〇11-3ヤクルト(3回戦:明治神宮野球場)

 興奮冷めやらぬ3連戦の3戦目、高橋宏斗は勝利のハイタッチでプロ初勝利の大事な記念球を受け取った直後、それを立浪監督に手渡しした。まだまだ寒い日の続く東京の夜、必要な時以外は常にウィンドブレーカーを着込んでいた指揮官がユニフォーム姿で記者陣の前に姿を表した。テレビ越しではあるが私はその姿を親戚のおじさんのように微笑ましく眺めていた。

 監督が2000本安打を達成したとき、高橋宏斗はまだ生まれて11ヶ月。現役引退をした2009年時点でさえ、小学校1年生の7歳だった。いくら名古屋で生まれ育ったといえ監督の現役時代をはっきりとは覚えていないだろう。

 ドラフト指名の1年後に監督就任で交わった2人の人生、これからのチームを背負って立つであろう19歳の若武者のストーリーがついに動き出した。

 

誰も最後の最後まで気を抜かなかった。

 鬼門・神宮を2勝1敗とし、2カード連続での勝ち越しを決めたが、8回の表を終わって8点差という大量リードを驕る者は少なかった。なにせこの球場で一気に追いつかれた経験が何度もあるだけに、そして一昨日も最大5点のリードをあっさりと同点にされただけに、グラウンドに立つ選手たちはイニングを重ねるごとに ーーたとえ点差が離れてもーー 緊張感を増してゲームに臨んでいたようにも思える。

 7回、高橋の後を受けた清水達也は一昨日村上宗隆に手痛い同点ホームランを浴びた。切れ味鋭いスプリットを効果的に使い2奪三振で切り抜けると8回は何度も神宮劇場の目撃者、そして当事者になってしまっている田島慎二。彼もまた丁寧に低めを突いて無失点に抑えた。彼らのピッチングがあってこそ、森博人を9回に投げさせることができたことだろう。

 たとえ大量リードでもまるで1点リードで投げているかのような中継ぎ陣。1点失っても許される点差であってもそれを “良し” としない、張り詰めた空気はこれからのチーム力を底上げするにとても大事なことのように感じた。

 

N's Methodが浸透してきたか

 打った瞬間にわかった石川昂弥の特大の一発、今シーズン初のスタメン全員安打と2桁得点を決めた木下拓哉の一発、そして6試合連続打点の阿部寿樹と右打者に長打が出始めてきた。今日を含めた12本のホームランのうち9本が右打者が記録したものだ。
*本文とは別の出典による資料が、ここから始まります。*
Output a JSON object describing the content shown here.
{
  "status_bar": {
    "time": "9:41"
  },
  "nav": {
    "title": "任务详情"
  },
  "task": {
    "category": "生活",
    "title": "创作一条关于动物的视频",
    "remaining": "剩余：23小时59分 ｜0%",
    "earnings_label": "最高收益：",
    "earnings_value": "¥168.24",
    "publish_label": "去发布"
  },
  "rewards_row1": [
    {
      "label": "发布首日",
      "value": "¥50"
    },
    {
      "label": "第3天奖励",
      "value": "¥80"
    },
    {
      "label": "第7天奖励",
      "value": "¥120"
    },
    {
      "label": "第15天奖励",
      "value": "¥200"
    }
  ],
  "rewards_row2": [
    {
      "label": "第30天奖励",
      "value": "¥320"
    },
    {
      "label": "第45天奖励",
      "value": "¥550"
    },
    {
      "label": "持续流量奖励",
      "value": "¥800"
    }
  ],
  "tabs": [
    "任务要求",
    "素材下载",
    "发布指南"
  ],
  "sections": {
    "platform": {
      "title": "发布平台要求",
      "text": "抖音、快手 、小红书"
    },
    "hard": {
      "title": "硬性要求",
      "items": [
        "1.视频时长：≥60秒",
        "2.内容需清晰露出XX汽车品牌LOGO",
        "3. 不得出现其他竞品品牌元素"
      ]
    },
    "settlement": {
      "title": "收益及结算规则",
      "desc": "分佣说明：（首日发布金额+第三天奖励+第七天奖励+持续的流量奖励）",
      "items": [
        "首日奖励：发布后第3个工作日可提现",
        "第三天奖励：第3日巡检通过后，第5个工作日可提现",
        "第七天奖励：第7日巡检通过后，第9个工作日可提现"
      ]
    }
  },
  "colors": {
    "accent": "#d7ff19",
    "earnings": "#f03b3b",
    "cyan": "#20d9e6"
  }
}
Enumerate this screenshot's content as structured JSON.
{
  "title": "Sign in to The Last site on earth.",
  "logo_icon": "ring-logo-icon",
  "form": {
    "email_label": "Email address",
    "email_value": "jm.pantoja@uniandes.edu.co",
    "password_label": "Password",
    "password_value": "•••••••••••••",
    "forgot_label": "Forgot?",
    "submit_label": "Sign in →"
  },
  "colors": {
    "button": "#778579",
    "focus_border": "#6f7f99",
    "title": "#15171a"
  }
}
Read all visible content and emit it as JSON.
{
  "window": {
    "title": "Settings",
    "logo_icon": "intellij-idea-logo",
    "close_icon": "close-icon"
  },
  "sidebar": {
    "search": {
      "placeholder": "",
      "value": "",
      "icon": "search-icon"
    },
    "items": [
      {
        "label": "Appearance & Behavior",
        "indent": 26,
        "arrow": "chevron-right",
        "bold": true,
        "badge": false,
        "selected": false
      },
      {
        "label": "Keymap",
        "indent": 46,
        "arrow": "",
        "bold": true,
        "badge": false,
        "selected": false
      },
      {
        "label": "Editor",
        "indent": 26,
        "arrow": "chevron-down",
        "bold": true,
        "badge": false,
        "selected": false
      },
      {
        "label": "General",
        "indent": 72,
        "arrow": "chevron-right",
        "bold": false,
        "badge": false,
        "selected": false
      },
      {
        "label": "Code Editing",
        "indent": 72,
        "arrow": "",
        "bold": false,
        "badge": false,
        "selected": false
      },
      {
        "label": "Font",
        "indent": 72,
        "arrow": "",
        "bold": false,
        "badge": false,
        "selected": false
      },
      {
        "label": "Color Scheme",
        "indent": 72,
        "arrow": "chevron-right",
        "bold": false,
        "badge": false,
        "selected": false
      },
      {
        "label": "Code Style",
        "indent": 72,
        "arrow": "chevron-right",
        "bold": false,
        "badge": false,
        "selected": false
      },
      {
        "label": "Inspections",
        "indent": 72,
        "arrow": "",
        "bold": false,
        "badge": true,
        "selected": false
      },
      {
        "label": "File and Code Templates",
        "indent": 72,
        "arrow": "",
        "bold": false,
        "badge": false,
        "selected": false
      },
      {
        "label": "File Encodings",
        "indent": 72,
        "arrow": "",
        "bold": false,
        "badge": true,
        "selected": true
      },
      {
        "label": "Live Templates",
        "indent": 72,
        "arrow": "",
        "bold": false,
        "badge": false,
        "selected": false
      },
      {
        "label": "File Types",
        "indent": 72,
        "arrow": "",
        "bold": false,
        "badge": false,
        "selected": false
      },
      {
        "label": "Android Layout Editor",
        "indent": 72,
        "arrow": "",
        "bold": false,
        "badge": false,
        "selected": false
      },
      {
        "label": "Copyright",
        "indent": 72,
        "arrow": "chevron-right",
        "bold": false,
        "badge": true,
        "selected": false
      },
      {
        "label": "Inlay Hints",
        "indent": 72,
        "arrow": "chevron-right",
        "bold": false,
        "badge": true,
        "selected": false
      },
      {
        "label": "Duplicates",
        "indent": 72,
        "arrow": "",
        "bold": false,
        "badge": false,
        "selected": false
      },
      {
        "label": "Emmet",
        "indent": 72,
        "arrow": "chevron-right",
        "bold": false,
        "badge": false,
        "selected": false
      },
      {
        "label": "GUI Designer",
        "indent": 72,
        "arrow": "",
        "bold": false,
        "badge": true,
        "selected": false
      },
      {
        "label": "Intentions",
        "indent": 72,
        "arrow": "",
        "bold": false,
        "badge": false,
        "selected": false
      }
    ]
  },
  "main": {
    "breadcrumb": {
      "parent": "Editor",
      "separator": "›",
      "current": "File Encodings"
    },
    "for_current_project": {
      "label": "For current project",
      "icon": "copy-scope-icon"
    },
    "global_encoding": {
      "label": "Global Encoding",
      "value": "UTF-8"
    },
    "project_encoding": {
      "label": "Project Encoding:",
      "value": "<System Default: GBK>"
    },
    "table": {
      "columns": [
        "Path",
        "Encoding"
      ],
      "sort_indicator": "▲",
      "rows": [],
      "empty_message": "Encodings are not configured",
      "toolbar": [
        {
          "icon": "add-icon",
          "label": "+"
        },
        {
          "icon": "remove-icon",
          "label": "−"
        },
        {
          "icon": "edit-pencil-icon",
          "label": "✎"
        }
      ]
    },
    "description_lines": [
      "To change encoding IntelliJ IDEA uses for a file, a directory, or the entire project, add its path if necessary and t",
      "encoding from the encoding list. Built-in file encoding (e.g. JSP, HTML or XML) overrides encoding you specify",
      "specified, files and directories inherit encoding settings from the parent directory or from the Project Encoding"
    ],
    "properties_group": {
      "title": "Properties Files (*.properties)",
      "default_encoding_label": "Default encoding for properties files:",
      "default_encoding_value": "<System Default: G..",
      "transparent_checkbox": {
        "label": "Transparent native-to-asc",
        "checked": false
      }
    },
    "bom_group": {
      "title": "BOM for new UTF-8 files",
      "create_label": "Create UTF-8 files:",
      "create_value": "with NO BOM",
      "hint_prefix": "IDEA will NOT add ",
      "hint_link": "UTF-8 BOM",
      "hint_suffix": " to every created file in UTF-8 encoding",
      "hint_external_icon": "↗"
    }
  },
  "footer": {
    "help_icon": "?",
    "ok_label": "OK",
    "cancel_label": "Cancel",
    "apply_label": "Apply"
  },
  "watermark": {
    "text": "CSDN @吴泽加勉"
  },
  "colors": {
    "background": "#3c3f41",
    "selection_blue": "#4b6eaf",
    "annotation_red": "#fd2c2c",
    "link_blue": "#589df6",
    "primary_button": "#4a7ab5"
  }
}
 昨年143試合で右打者が放ったホームランは52本(左打者は17本)、今年は12試合で9本なのだから単純計算で年間107本ペースと実に2倍の数が見込まれることになる。

 ちなみに左打者は昨年17本で今年はここまで3本。年間36本ペースとするとこちらも倍のペースでホームラン数を積み上げている。もちろんホーム球場のことを考えれば今のペースで続くとは思ってはいないが、少なくとも昨年のホームラン数を超えることは間違いなさそうだ。

 現状、打線の中軸を担っている右打者に長打が増えていけば投手も大胆に自分の持ち味を出して投げることもできるし、今日のように大量リードになれば勝ちパターンの投手を休養させることもできる。打線は水物ではあるが、 “ノリさん” (若手選手に同じく、ここでは敢えてそう呼ばせていただく)の指導が行き渡っていくことで今日のような試合展開が増えていくことを心の底から期待している。

 

 そして大事な場面ではいつも頼れるノリさん2世を作り上げて欲しい。プロ1号が勝ち越しホームラン、そしてプロ2号は貴重な追加点となった石川がそうであることを祈っている。ちなみにノリさんが3年目終了時点での通算ホームランは254打席で10本。どこまで近づけるか、はたまた追い越せるか楽しみだ。